Ca y est. On s’y attendait un peu, c’est fait. Borloo sort du bois. Mais
naturellement à la manière d’un bon radical franc-maçon c’est-à-dire à la
fois en marchant sur la pointe de pieds, car il sait qu’il marche sur des
œufs, et en jouant les éléphants dans un magasin de porcelaines, car il veut
que ça s’entende.

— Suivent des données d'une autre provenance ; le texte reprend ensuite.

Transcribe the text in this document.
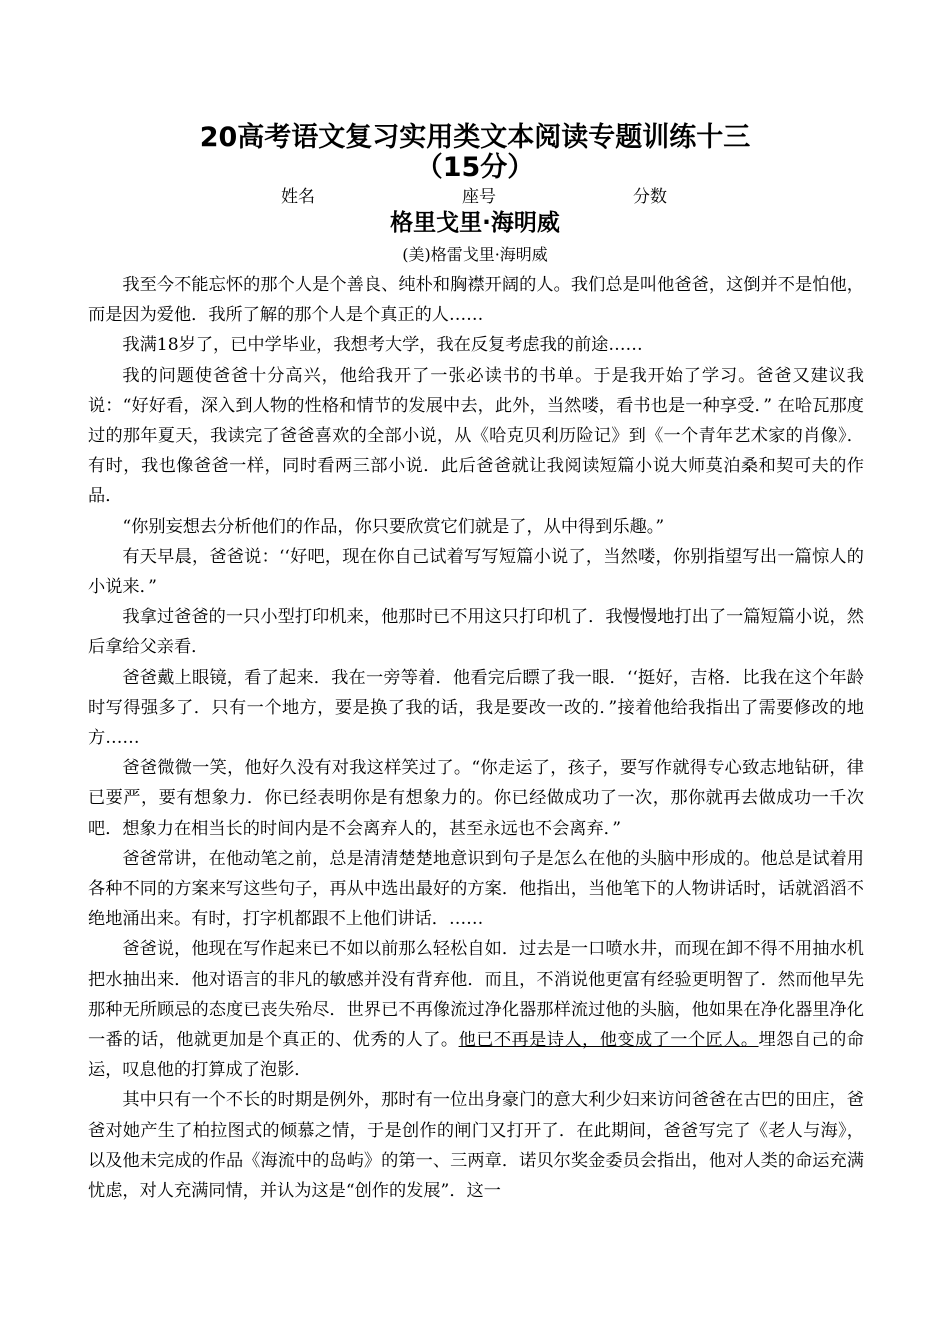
20高考语文复习实用类文本阅读专题训练十三
（15分）
姓名	座号	分数
格里戈里·海明威
(美)格雷戈里·海明威

我至今不能忘怀的那个人是个善良、纯朴和胸襟开阔的人。我们总是叫他爸爸，这倒并不是怕他，而是因为爱他．我所了解的那个人是个真正的人……

我满18岁了，已中学毕业，我想考大学，我在反复考虑我的前途……

我的问题使爸爸十分高兴，他给我开了一张必读书的书单。于是我开始了学习。爸爸又建议我说：“好好看，深入到人物的性格和情节的发展中去，此外，当然喽，看书也是一种享受．” 在哈瓦那度过的那年夏天，我读完了爸爸喜欢的全部小说，从《哈克贝利历险记》到《一个青年艺术家的肖像》．有时，我也像爸爸一样，同时看两三部小说．此后爸爸就让我阅读短篇小说大师莫泊桑和契可夫的作品．

“你别妄想去分析他们的作品，你只要欣赏它们就是了，从中得到乐趣。”

有天早晨，爸爸说：‘‘好吧，现在你自己试着写写短篇小说了，当然喽，你别指望写出一篇惊人的小说来．”

我拿过爸爸的一只小型打印机来，他那时已不用这只打印机了．我慢慢地打出了一篇短篇小说，然后拿给父亲看．

爸爸戴上眼镜，看了起来．我在一旁等着．他看完后瞟了我一眼．‘‘挺好，吉格．比我在这个年龄时写得强多了．只有一个地方，要是换了我的话，我是要改一改的．”接着他给我指出了需要修改的地方……

爸爸微微一笑，他好久没有对我这样笑过了。“你走运了，孩子，要写作就得专心致志地钻研，律已要严，要有想象力．你已经表明你是有想象力的。你已经做成功了一次，那你就再去做成功一千次吧．想象力在相当长的时间内是不会离弃人的，甚至永远也不会离弃．”

爸爸常讲，在他动笔之前，总是清清楚楚地意识到句子是怎么在他的头脑中形成的。他总是试着用各种不同的方案来写这些句子，再从中选出最好的方案．他指出，当他笔下的人物讲话时，话就滔滔不绝地涌出来。有时，打字机都跟不上他们讲话．……

爸爸说，他现在写作起来已不如以前那么轻松自如．过去是一口喷水井，而现在卸不得不用抽水机把水抽出来．他对语言的非凡的敏感并没有背弃他．而且，不消说他更富有经验更明智了．然而他早先那种无所顾忌的态度已丧失殆尽．世界已不再像流过净化器那样流过他的头脑，他如果在净化器里净化一番的话，他就更加是个真正的、优秀的人了。他已不再是诗人，他变成了一个匠人。埋怨自己的命运，叹息他的打算成了泡影．

其中只有一个不长的时期是例外，那时有一位出身豪门的意大利少妇来访问爸爸在古巴的田庄，爸爸对她产生了柏拉图式的倾慕之情，于是创作的闸门又打开了．在此期间，爸爸写完了《老人与海》，以及他未完成的作品《海流中的岛屿》的第一、三两章．诺贝尔奖金委员会指出，他对人类的命运充满忧虑，对人充满同情，并认为这是“创作的发展”．这一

Cela rappellera, sans doute, aux plus anciens la bonne
époque de la IVème République.
« L’ex futur premier-ministrable » vient d’annoncer la création d’un «
Comité de liaison permanent des centristes de la majorité ». C’est ce que de
Gaulle appelait « les comités Théodule ». Et l’ancien numéro 2 du
gouvernement entend regrouper dans son nouveau « truc » « l’ensemble des
sensibilités radicales, républicaines, sociales et écologiques ». Autant
dire qu’il ambitionne d’avoir pratiquement la France entière derrière lui.

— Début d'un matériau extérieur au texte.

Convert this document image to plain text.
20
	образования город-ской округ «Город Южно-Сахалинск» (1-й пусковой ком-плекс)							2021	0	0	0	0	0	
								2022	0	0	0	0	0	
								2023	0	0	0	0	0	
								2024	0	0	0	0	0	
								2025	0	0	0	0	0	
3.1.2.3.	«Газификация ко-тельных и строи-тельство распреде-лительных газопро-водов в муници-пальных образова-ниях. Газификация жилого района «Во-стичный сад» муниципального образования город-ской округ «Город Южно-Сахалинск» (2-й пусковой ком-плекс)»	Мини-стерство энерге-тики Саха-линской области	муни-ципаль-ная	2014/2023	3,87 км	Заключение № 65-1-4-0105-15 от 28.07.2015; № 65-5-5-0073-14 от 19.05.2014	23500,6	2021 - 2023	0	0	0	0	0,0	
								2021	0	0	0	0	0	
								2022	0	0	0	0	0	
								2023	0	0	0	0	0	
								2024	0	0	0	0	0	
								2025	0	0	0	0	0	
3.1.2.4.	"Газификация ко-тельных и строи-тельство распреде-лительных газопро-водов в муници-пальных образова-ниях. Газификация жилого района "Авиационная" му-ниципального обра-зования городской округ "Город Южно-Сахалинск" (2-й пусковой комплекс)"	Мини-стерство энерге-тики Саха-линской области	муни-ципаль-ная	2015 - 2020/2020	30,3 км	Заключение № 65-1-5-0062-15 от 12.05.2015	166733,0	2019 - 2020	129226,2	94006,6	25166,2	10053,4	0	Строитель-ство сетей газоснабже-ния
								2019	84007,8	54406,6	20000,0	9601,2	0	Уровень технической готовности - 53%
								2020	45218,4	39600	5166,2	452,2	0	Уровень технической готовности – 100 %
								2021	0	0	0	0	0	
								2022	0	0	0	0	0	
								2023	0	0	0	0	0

Pour quoi faire ? Il le dit très clairement : « Pour bâtir le nouveau
projet républicain pour 2012 ». Ce n’est pas la peine d’être un «
radicologue » averti pour traduire ces propos par : les centristes (de la
majorité) vont préparer un programme pour les prochaines présidentielles et
donc par là même ne plus être « de la majorité » et donc, du coup, avoir un
candidat en 2012 contre Nicolas Sarkozy. Qui ? Borloo, bien sûr.
Perfidement, le brave Borloo ajoute : « On a perdu un peu les repères, la
boussole et l’espoir. C’est ça qu’il faut rebâtir ». Il a sans doute raison.
Mais il était ministre d’Etat il y a encore quelques semaines et tout prêt à
aller à Matignon au service de Sarkozy. La France aurait-elle perdu les
repères, la boussole et l’espoir au cours de ces deux derniers mois, depuis
le départ de Borloo ?
Borloo annonce son calendrier, si ce n’est son programme. En mai, après
les cantonales qui ne s’annoncent guère brillantes pour la majorité, il
réunira le Parti radical pour proposer à ses militants de « passer du statut
d’associés au sein de l’UMP à celui d’alliés, à l’extérieur ». On
appréciera, surtout à l’Elysée, le distinguo que fait cet avocat d’affaires
entre « associés » et « alliés ».
On peut facilement penser que des « alliés » comme çà, qui préparent un
programme pour 2012, Sarkozy pourrait s’en passer.
On a sûrement surestimé la popularité de Borloo quand, à l’Elysée même,
on nous expliquait qu’en nommant Borloo premier ministre Sarkozy allait
amorcer « un grand virage social » pour finir en beauté son quinquennat et
triompher pour sa réélection.
On va maintenant nous raconter, sans doute, toujours à l’Elysée, qu’une
candidature Borloo permettra de « ratisser plus large » au premier tour.
C’est toujours comme ça qu’on tente de présenter les candidatures-pirates.
Mais si Borloo répète indéfiniment qu’avec Sarkozy la France a perdu ses
repères, sa boussole et tout espoir, le ratissage sera peut-être
contreproductif.
On a envie de reprendre la fameuse phrase de Staline à propos du Pape : «
Le Pape, combien de divisions ? » Borloo, combien de divisions ? Une, et
sanglante, au cœur même de la majorité sarkozienne.
Bien sûr, Borloo se déconsidère totalement aux yeux des Français en se
lançant ainsi dans l’antisarkozisme après en avoir « croqué » avidement
pendant plus de trois ans et demi. Mais ses coups (bas) feront mal au
président sortant. Le sondage du jour ne donne déjà plus que 25% des voix au
premier tour à Sarkozy qui, lui-même, a toujours affirmé à ses proches qu’«
à moins de 30% ce serait foutu ».
Avec des centristes qui racontent que Sarkozy a fait perdre tout espoir à
la France, un Villepin qui répète que « le problème de la France, c’est
Sarkozy », un Dupont-Aignan qui va se draper dans le drapeau français, une
Christine Boutin qui va jouer la vierge effarouchée, un Bayrou qui va nous
rechanter le grand air du « ni-ni » et une Marine Le Pen que certains voient
déjà s’envoler, les 25% semblent presque devenir une ambition démesurée pour
Sarkozy et « le 21 avril à l’envers » redevient un scénario plausible.
Les mois qui viennent vont être passionnants.